With influencer marketing now under scrutiny due to backlash of disingenuous, non-transparent influencer activity and the rise of distrusting audiences, how do brands find original ways to build trust and hook their consumers with 2019 on the near horizon?
Marketers need to ask themselves before considering influencer marketing whether they’re a good investment - they can be risky, expensive and may not be the best option for increasing brand loyalty. Yet, if you decide to take the plunge, here are five recommendations on how you can optimise your influencer activity in the future:
- Use a mix-tiered influencer approach, involving a combination of working with influencers with a very large following and micro-influencers. This allows the best of both worlds, the reach of larger influencers, and the engaged audiences of micro-influencers.
- Don’t hide the partnership. The biggest shift in influencer marketing to date is that readers have realised when they are being spoken to in a disingenuous way.
- Check, double check and triple check when you’re creating content with influencers that it’s original, relatable and relevant. Online readers are consuming content quicker (spending 1.7 seconds on average with any piece of mobile content) and brand loyalty is increasingly difficult.
- Build trust amongst consumers by investing in long-term relationships with a handful of carefully selected (and vetted) influencers in order to produce consistent, transparent and ongoing content with them.
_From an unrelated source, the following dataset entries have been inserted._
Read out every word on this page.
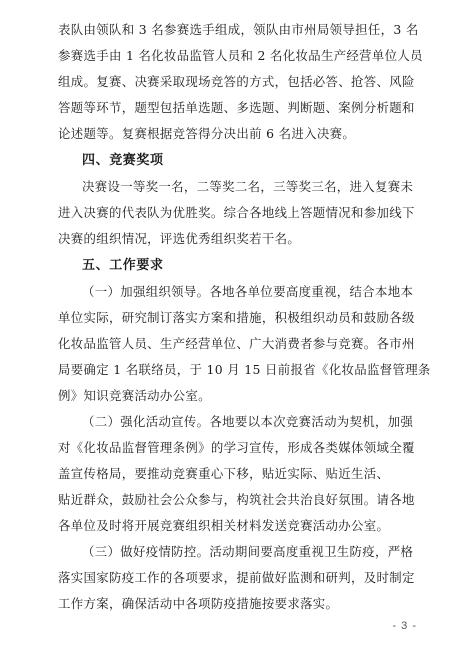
表队由领队和 3 名参赛选手组成，领队由市州局领导担任，3 名
参赛选手由 1 名化妆品监管人员和 2 名化妆品生产经营单位人员
组成。复赛、决赛采取现场竞答的方式，包括必答、抢答、风险
答题等环节，题型包括单选题、多选题、判断题、案例分析题和
论述题等。复赛根据竞答得分决出前 6 名进入决赛。
四、竞赛奖项
决赛设一等奖一名，二等奖二名，三等奖三名，进入复赛未
进入决赛的代表队为优胜奖。综合各地线上答题情况和参加线下
决赛的组织情况，评选优秀组织奖若干名。
五、工作要求
（一）加强组织领导。各地各单位要高度重视，结合本地本
单位实际，研究制订落实方案和措施，积极组织动员和鼓励各级
化妆品监管人员、生产经营单位、广大消费者参与竞赛。各市州
局要确定 1 名联络员，于 10 月 15 日前报省《化妆品监督管理条
例》知识竞赛活动办公室。
（二）强化活动宣传。各地要以本次竞赛活动为契机，加强
对《化妆品监督管理条例》的学习宣传，形成各类媒体领域全覆
盖宣传格局，要推动竞赛重心下移，贴近实际、贴近生活、
贴近群众，鼓励社会公众参与，构筑社会共治良好氛围。请各地
各单位及时将开展竞赛组织相关材料发送竞赛活动办公室。
（三）做好疫情防控。活动期间要高度重视卫生防疫，严格
落实国家防疫工作的各项要求，提前做好监测和研判，及时制定
工作方案，确保活动中各项防疫措施按要求落实。
- 3 -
- Establish measures of success. If you’re looking for reach and awareness then ask for view counts. If you’re looking for conversion look at site referrals, use tracked URLs or even voucher codes.
Saffron Steele, Culture & Influencer Director at Halpern PR discusses the need for a credible partnership, “Influencer selections have never been more important with consumers questioning the authenticity of a partnership, so working with an influencer who already has a base level interest or passion for your brand will instantly elevate the credibility of the campaign. Developing longstanding relationships and advocacy with influencers on behalf of a brand is an important tactic for building consumer trust, and far more effective than a one-off post.”
Yes it’s gotten a little out of hand, yes we’re seeing questionable content out there, but when done right there is still value in collaborating with credible voices that are relevant to your audience. You’ll just need to ensure the value exchange for your brand is front of mind when working with this new age of content creators.